Rose gave an example from a collaboration he did with the architecture firm Gensler for the offices of Salesforce. He calls it a “conversational balance table.” It’s a device that helps subtly notify people who are speaking too much during meetings. “Both introverts and extraverts have good ideas. What typically happens, though, is that during the course of a meeting, extraverts take over the conversation, often not knowingly,” Rose explains, “so we designed a table with a microphone array around the edge that identifies who is speaking. There’s a constellation of LEDs embedded underneath the veneer so as people speak, LEDs illuminate in front of where you are. Over the course of 10 or 15 minutes you can see graphically who is dominating the conversation.”

So what about voice? Will we be able to talk to these devices too? VP and Head Scientist behind Amazon Alexa, Rohit Prasad, is working on vastly improving voice interactions with devices. Prasad believes voice will be the key feature in the IoT revolution that is happening today. Voice will allow us to access these new devices within our homes and offices more efficiently. As advances in speech recognition continue, voice technology will become more accurate and able to quickly understand our meaning and context.

Amazon is hoping to spur even faster advances in voice from the developer community through Alexa Skills Kit (ASK) and Alexa Voice Service (AVS), which allow developers to build voice-enabled products and devices using the same voice service that powers Alexa. All of this raises important questions. How far does this go? When does voice endow an object with the attributes of personhood? That is, when does an object become an “enchanted” object?

At some point, as Mark Rolston of argodesign has observed, users are changed in the process of interacting with these objects and spaces. Rolston believes that our digital selves will evolve into entities of their own — what he calls our “meta me,” a combination of both the real and the digital you. In the future Rolston sees our individual meta me’s as being more than just data, but actually negotiating, transacting, organizing, and speaking on our behalf.

And while this is an interesting new concept for our personal identity, what is most interesting is using all of this information and knowledge to get decision support on who we are and what we want. The ability for these cognitive, connected applications to help us make decisions in our life is huge. What we’re moving toward is creating always-there digital companions to help with our everyday needs. Imagine the future when AI starts to act as you, making the same decisions you would make.

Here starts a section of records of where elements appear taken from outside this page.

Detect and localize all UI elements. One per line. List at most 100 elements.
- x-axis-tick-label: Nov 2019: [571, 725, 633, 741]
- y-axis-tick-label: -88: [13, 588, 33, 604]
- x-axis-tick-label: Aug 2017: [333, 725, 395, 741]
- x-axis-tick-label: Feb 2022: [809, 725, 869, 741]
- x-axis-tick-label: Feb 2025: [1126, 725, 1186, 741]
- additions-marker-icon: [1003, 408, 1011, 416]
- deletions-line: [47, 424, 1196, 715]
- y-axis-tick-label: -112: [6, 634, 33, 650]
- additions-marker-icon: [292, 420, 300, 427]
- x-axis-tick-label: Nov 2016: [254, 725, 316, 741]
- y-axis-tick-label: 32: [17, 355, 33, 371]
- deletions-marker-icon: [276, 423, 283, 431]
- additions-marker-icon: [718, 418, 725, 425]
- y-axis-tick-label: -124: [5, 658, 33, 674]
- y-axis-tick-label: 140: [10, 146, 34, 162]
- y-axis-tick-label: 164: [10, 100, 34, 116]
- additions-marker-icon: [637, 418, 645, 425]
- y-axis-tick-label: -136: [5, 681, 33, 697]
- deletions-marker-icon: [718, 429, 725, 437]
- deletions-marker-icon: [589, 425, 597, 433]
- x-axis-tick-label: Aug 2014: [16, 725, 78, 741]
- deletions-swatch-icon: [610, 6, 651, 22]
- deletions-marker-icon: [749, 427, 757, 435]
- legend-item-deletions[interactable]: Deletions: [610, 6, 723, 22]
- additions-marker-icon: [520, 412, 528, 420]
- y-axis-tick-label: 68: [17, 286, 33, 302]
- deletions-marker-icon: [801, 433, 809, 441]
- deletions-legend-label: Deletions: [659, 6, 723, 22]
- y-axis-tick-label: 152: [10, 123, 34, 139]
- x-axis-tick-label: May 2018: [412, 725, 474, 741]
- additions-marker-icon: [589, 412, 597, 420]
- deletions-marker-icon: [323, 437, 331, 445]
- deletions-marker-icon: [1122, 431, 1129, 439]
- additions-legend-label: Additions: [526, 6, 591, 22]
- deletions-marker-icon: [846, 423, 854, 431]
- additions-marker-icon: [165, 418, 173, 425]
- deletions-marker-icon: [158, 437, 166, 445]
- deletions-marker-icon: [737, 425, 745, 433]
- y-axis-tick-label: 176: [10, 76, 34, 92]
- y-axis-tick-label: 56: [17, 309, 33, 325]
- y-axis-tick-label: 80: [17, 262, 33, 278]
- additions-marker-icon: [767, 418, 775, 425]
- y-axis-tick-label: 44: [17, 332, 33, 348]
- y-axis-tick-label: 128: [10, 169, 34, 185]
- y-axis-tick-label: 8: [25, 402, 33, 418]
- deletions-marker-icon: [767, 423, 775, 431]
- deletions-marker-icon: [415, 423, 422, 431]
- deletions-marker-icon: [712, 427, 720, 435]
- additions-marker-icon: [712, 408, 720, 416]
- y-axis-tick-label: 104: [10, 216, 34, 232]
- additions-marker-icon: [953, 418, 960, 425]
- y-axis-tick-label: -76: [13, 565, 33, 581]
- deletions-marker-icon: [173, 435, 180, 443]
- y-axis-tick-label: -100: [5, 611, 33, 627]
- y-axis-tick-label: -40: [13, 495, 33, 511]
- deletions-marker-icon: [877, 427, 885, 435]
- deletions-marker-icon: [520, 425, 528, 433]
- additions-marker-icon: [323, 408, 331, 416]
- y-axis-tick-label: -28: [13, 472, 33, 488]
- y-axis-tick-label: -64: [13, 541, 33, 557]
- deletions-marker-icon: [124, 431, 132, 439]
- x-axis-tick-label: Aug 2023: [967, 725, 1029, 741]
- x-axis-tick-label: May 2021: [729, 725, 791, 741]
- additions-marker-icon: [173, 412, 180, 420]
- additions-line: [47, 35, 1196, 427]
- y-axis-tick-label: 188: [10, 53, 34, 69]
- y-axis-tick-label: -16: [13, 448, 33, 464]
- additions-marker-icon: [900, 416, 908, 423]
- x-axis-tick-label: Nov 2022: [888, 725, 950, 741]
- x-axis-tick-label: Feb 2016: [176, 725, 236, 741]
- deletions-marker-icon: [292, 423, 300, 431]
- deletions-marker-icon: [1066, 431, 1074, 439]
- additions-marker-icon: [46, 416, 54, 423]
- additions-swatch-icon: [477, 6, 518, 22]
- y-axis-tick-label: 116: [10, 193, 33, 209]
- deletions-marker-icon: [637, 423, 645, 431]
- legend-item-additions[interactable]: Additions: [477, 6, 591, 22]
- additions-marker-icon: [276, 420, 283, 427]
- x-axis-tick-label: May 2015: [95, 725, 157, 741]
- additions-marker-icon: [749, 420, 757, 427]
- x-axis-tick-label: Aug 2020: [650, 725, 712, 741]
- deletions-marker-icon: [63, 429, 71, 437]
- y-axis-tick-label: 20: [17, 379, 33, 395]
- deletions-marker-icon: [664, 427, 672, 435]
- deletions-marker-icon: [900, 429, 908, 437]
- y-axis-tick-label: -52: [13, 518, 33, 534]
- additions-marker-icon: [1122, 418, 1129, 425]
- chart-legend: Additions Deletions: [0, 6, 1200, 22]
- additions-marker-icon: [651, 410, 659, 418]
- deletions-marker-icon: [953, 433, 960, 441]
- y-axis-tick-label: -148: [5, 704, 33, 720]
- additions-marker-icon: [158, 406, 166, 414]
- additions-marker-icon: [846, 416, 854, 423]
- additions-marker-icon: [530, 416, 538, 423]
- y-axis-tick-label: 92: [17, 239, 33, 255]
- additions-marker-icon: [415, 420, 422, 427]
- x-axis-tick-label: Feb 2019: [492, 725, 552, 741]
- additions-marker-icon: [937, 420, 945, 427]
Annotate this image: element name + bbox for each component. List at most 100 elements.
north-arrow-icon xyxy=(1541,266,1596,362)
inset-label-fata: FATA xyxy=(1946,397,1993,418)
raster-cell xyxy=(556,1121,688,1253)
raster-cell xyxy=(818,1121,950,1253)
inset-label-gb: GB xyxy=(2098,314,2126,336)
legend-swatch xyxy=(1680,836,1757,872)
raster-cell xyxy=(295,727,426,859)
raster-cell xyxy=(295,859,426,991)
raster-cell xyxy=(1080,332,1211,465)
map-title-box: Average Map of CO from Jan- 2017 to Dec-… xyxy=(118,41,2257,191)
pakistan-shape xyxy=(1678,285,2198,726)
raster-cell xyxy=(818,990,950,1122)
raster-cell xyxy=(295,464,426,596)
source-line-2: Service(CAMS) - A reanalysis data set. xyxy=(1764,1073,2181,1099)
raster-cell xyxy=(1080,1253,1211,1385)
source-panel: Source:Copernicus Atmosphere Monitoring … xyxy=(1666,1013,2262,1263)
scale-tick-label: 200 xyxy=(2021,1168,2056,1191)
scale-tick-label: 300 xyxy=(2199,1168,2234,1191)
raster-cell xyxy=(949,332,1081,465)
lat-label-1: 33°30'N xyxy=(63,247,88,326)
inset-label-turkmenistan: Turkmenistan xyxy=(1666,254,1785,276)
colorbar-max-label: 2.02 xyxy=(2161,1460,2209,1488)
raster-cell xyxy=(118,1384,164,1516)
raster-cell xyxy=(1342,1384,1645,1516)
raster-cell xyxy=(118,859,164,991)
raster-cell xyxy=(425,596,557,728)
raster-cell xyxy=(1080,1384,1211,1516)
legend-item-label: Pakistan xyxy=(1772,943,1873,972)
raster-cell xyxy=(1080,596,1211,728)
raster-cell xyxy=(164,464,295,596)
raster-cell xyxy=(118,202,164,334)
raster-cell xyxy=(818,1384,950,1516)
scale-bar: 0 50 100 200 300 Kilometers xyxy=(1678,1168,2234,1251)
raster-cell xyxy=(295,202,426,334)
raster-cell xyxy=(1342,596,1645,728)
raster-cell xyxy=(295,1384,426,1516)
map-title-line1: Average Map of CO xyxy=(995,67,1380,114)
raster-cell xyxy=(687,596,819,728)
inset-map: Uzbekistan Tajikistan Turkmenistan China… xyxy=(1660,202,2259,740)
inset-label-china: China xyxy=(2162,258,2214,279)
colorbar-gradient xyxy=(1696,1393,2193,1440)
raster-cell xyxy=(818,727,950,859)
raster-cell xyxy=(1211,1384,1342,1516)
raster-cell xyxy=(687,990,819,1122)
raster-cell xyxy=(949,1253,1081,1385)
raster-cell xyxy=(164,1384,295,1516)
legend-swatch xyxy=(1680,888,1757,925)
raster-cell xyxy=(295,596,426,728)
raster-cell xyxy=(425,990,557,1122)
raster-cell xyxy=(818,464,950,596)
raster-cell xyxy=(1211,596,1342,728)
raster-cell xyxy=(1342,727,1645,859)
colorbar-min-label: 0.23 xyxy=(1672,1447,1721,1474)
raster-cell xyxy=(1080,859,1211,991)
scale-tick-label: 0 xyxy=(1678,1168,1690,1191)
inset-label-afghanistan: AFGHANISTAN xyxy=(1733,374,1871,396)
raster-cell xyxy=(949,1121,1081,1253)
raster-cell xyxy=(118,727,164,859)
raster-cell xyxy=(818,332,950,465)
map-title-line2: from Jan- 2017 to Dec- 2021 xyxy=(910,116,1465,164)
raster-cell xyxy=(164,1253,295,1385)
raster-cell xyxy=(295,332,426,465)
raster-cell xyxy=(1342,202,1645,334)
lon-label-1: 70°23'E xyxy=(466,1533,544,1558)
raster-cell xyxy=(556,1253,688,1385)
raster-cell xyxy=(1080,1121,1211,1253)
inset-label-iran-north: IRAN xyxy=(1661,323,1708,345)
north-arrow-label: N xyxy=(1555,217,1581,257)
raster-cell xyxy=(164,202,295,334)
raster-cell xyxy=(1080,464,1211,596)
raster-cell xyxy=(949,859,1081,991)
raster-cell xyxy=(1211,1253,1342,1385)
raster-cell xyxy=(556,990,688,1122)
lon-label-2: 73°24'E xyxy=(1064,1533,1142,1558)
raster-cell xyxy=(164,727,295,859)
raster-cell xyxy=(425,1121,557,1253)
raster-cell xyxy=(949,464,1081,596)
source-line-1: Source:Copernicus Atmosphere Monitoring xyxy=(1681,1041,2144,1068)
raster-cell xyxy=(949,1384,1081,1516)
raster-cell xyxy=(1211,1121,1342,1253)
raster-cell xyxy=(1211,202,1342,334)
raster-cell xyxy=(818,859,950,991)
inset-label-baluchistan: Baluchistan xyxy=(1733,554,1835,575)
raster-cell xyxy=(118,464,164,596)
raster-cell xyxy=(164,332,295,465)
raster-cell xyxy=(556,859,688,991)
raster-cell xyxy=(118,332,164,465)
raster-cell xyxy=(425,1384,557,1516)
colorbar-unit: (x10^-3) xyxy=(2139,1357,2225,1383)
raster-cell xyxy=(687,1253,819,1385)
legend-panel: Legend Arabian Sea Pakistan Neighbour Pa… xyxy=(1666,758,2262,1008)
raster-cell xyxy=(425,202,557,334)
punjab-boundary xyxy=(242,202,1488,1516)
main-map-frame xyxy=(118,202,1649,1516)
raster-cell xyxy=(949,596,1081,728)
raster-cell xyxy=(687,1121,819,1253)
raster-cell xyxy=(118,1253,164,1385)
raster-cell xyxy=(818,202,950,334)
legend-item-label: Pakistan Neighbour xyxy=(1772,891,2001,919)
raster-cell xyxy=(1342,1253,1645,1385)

As this future unfolds, we’re going to begin to act more like nodes in a network than simply users. We’ll have our own role in asking questions of the devices and objects around us, telling them to shut off, turn on, or help us with tasks; gesturing or touching them to initiate some new action. We’ll still call upon our smartphones and personal computers, but we won’t be as tethered to them as our primary interfaces.

We’ll begin to call on these enchanted devices, using them for specific tasks or even in concert together. When you ask Amazon’s Echo a simple question like “what’s for lunch?” you won’t be read a lengthy menu from your favorite restaurant. Instead, your phone will vibrate letting you know it has the menu pulled up for you to scroll through and decide what to eat. Like the talking candlestick and teapot in Beauty and The Beast, IoT is going to awaken a new group of smart, interconnected devices that will forever change how we interact with our world.